I'm pretty sure they have 200000 other problems to care about too.
Why should they start with this?
This smells like bullshit to me, but I don't know enough about GDPR to say for sure. Can anyone comment?
edit: more broadly, can free software (ie: rustc), run on individual developer machines, actually run afoul of the GDPR somehow?
The difficulty of a workaround is irrelevant for the nature of the problem. Also as the article mentions this is undocumented behaviour, so unless rustc/cargo builds everything in containers by default this workaround should not be required.
And while I'm not an expert in GDPR details it is still very problematic as the file path to the compiled project could contain an arbitrary selection of very personal information that would then be leaked.
Sure you can build it in a container, you could also run a car assembly line in a cleanroom. It's just ridiculous to have that as requirement to not secretly leak paths.
But in any case, it wouldn't be rustc distributing your built code.
it's equivalent to saying that your self-hosted Postfix servers are violating GDPR because they includes information about which devices your message passed through on your local network during delivery in the header.
More precisely the debug information about dependencies can contain the absolute path to that dependency.
Note: The github.com-... is not leaking private information.
As you can see this might leak:
- your home directory and with this implicitly your user name.
- the CARGO_HOME path
- the dependency the binary uses, including it's version (but there are many ways you can potentially find that out, still a leak).
Especially in case of `path` and `git` dependencies this might leak more information.
BUT for debug builds I would prefer it to be this way as it allows me easily to navigate to the file which caused the panic. As this are potentially files not relative to the project root using relative path wouldn't work!!
But then on release builds I would prefer them to be obfuscated by default (maybe with an option to disable it).
There are various ways how you sometimes can not have this options included, e.g. by changing how panics work, so there is no need to include this.
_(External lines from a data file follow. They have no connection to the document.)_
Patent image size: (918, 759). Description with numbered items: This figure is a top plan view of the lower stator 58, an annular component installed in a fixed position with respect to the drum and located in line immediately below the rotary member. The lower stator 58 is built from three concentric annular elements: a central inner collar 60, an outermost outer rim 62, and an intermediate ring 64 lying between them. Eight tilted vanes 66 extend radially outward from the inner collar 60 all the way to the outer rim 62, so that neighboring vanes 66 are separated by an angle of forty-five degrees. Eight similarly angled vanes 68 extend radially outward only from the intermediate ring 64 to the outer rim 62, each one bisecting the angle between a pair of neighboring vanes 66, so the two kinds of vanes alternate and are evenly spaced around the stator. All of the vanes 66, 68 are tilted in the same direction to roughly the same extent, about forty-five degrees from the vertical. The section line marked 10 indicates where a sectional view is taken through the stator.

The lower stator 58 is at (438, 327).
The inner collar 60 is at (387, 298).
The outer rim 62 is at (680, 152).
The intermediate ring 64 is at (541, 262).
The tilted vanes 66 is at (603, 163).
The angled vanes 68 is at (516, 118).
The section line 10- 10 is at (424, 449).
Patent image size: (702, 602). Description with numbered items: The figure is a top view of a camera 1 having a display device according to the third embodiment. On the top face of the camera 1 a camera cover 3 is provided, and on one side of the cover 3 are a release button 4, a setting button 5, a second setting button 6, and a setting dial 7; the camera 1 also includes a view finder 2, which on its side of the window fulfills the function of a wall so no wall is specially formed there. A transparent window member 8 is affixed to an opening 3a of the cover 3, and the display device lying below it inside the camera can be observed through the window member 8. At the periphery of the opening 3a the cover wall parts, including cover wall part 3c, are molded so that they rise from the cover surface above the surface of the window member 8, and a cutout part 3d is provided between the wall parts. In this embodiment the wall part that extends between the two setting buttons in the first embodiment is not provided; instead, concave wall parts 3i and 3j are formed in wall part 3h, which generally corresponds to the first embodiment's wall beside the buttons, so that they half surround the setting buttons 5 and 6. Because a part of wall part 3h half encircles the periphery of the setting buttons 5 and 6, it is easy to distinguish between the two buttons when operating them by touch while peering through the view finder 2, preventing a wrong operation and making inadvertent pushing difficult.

But they seem to not work always and are not reliable.
Still lets be honest building any binaries you plan to distribute not in CI or at least a container is generally a terrible idea so in practice this shouldn't be to much of an issue, which is also why no one bothered fixing it in 4 years (Rust isn't sold by a company, so if anyone wants fixes they either need to do them themself or hope someone else happen to fix them because they are interested in it being fixed).